"Did you obey your husband?"

Elsie looked surprise, almost startled; the query seemed to throw new light on the state of affairs between Edward and his young wife; but she answered promptly in her own sweet, gentle tones. "My dear, I often wished he would only give me the opportunity; it would have been so great a pleasure to give up my wishes for one I loved so dearly."

"Then he never ordered you?"

"Yes, once—very soon after our marriage—he laid his commands upon me to cease calling him Mr. Travilla and say Edward," Elsie said, with a dreamy smile and a far-away look in her soft brown eyes.

"He was very much older than I, and knowing him from very early childhood, as a grown-up gentleman and my father's friend, I had been used to calling him Mr. Travilla, and could hardly feel it respectful to drop the title.

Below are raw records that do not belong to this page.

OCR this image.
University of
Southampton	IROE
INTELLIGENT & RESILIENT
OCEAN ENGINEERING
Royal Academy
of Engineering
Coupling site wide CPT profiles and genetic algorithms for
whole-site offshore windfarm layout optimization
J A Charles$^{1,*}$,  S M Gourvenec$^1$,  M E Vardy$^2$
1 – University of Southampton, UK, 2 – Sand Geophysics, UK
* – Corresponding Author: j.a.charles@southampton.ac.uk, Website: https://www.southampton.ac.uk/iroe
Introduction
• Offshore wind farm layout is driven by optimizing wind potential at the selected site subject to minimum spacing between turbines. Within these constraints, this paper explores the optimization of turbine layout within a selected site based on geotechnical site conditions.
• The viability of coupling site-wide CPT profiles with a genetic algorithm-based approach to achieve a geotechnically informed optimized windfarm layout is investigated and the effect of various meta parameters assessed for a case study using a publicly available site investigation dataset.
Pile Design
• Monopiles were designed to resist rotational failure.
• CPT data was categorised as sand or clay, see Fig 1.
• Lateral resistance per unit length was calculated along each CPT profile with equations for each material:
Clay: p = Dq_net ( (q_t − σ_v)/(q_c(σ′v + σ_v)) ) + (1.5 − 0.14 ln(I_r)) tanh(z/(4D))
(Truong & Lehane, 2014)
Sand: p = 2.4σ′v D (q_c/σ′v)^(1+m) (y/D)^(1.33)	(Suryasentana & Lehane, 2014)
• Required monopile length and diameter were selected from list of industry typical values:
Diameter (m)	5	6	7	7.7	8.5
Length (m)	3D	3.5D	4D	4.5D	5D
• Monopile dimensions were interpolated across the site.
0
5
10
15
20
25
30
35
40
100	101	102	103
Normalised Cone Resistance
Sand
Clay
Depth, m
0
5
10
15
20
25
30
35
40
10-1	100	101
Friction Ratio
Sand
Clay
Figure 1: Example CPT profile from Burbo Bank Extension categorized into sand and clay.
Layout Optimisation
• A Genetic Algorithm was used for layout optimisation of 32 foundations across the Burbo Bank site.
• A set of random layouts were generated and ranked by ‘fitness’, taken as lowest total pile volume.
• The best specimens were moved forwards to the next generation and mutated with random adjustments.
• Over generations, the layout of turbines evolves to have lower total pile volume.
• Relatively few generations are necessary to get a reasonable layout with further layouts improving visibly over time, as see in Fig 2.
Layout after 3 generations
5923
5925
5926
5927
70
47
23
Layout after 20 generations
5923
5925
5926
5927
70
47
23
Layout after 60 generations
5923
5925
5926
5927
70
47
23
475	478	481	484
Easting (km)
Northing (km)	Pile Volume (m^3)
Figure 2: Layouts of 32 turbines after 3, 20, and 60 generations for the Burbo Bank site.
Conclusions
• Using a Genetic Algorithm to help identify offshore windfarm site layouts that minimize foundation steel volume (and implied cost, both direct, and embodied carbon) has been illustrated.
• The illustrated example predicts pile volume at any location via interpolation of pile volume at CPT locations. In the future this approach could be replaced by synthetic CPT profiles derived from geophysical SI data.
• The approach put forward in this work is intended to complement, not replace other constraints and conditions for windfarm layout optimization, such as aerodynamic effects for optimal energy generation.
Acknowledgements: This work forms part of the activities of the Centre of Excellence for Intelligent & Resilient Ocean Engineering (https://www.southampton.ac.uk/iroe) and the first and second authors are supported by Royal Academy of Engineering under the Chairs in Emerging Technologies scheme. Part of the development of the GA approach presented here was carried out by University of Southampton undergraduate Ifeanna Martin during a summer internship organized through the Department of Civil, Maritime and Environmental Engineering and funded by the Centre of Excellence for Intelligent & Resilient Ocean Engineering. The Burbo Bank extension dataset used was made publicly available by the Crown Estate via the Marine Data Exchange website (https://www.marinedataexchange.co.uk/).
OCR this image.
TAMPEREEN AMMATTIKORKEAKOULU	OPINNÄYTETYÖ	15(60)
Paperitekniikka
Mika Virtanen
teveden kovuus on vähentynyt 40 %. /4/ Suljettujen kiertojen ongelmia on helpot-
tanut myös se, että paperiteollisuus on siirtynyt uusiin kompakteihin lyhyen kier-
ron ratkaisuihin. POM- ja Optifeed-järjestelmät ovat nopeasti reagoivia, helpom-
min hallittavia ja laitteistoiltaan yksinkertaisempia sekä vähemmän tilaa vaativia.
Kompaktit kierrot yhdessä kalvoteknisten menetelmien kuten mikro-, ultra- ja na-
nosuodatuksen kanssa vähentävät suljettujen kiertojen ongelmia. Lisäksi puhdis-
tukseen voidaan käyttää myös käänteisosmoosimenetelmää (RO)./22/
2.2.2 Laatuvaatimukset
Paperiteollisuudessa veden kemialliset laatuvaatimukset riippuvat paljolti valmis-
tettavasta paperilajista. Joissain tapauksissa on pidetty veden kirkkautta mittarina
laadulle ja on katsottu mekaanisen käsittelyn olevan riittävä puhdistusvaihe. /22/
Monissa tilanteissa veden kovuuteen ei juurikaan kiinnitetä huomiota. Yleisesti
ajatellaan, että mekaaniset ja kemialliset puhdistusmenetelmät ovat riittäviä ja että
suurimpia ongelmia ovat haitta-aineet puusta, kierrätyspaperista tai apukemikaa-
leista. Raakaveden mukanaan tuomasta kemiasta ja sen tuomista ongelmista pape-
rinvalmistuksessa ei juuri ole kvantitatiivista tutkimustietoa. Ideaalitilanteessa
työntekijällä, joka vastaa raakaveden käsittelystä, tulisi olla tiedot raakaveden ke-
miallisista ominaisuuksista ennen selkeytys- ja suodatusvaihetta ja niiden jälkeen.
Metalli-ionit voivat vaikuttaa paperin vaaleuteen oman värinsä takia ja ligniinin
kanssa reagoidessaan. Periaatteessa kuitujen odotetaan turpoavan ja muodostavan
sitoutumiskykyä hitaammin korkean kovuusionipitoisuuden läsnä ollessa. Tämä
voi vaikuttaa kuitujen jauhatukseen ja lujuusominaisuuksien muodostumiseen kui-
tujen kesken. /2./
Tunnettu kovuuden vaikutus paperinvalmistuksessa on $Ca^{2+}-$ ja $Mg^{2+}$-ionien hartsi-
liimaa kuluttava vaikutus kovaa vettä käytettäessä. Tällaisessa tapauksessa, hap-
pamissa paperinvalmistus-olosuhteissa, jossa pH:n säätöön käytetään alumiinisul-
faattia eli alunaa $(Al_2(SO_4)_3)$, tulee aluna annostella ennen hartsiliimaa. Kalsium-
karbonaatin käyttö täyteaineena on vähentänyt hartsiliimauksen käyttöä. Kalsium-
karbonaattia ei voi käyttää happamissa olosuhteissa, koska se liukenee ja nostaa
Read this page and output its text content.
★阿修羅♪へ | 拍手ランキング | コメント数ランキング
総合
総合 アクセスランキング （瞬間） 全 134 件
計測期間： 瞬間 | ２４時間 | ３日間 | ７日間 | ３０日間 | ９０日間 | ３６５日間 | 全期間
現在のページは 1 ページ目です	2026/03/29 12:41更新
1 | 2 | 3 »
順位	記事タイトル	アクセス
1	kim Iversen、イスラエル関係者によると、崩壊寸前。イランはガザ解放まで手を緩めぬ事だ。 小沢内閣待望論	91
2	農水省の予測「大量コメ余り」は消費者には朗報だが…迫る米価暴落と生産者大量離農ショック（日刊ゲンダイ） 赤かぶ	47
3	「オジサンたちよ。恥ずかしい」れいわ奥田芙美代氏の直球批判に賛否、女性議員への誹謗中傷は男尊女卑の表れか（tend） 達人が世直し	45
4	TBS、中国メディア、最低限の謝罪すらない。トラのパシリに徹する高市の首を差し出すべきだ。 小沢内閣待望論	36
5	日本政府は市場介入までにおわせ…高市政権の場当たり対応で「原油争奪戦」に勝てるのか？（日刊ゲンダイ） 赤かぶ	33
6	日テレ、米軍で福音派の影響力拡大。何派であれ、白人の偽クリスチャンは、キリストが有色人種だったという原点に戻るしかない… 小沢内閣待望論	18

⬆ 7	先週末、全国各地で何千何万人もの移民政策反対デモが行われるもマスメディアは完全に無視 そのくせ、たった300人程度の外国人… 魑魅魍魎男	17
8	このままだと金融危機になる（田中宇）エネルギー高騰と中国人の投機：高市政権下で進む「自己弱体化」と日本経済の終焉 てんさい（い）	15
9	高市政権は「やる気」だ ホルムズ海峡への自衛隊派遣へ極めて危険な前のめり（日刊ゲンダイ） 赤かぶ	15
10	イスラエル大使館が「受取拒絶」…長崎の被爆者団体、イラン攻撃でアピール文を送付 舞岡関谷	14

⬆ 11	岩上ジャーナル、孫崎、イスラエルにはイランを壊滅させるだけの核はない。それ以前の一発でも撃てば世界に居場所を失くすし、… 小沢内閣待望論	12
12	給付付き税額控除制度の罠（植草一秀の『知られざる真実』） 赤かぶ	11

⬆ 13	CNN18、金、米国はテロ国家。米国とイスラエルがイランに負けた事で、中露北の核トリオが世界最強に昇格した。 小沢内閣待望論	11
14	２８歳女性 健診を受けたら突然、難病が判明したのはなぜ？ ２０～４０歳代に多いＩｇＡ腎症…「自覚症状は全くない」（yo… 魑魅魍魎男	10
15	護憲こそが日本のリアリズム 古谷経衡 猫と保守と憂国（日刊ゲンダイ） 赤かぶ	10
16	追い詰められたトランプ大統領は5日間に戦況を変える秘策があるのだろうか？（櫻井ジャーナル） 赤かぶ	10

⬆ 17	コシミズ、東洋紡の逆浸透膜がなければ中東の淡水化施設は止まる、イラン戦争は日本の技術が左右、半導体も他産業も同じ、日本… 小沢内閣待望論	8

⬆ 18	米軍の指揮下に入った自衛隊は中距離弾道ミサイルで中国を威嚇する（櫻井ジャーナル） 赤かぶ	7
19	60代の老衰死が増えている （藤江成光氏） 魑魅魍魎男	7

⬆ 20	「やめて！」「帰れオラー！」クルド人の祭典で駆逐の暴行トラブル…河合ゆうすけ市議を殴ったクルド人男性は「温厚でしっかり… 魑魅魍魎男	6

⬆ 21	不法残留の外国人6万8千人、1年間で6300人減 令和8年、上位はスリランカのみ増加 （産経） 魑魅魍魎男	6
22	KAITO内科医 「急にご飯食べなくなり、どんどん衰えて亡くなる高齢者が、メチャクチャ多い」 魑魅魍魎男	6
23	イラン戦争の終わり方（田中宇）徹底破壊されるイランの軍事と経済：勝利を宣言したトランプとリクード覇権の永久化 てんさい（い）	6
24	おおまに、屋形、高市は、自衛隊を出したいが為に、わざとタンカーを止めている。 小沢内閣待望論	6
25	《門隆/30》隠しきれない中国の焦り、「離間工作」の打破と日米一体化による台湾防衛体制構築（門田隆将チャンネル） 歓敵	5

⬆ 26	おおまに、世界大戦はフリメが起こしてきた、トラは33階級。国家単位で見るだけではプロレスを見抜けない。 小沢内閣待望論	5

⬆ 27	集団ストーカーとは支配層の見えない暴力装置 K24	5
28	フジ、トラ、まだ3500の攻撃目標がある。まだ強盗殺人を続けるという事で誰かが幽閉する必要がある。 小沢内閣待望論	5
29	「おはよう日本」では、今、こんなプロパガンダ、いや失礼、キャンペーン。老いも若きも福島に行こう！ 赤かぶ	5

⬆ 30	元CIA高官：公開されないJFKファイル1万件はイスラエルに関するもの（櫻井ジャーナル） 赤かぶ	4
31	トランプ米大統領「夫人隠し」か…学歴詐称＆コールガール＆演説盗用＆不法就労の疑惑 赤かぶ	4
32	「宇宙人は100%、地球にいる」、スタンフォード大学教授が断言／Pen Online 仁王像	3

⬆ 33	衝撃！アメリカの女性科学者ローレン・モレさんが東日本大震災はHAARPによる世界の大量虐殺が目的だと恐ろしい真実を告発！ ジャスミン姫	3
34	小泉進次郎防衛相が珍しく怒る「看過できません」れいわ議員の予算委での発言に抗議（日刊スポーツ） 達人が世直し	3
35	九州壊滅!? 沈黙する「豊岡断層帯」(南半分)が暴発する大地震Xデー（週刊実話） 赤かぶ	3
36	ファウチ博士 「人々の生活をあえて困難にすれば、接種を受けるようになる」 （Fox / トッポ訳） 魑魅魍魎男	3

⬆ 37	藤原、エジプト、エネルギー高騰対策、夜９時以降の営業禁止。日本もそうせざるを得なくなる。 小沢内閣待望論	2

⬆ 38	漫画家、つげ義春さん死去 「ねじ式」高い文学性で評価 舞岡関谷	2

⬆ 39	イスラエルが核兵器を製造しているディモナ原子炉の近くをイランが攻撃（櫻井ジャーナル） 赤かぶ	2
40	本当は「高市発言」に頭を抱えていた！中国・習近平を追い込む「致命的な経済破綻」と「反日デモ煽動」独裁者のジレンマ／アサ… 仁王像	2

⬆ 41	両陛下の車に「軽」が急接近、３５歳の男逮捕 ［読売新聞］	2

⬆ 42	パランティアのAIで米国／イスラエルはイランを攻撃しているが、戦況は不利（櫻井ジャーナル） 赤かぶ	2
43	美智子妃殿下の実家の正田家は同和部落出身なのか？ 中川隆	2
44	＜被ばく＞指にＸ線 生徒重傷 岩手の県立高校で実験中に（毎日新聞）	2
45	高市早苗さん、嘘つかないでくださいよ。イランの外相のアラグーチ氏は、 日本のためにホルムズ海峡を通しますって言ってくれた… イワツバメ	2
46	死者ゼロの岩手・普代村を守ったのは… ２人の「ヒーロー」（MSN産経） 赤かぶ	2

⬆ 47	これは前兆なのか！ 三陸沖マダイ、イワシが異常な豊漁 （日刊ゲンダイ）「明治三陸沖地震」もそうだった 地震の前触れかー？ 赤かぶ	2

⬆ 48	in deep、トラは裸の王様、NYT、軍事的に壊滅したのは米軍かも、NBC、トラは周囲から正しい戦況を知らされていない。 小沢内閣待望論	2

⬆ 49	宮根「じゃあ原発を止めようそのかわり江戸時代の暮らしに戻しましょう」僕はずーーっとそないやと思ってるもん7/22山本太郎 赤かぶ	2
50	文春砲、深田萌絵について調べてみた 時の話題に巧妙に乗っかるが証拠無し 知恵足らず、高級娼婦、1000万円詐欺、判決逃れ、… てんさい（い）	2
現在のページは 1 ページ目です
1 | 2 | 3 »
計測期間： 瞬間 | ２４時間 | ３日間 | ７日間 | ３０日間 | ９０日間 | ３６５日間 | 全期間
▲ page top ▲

"The only other order he ever gave me was not to exert myself to lift my little Elsie before I had recovered my strength after her birth. He was very tenderly careful of his little wife, as he delighted to call her."

"I wish I had known him," said Zoe. "Is my husband much like him?"

"More in looks than disposition. I sometimes think he resembles my father more than his own in the latter regard.

"Yes," thought Zoe, "that's where he gets his disposition to domineer over me and order me about. I always knew Grandpa Dinsmore was of that sort."

Aloud she said, with a watery smile, "And my Edward has been very tenderly careful of me."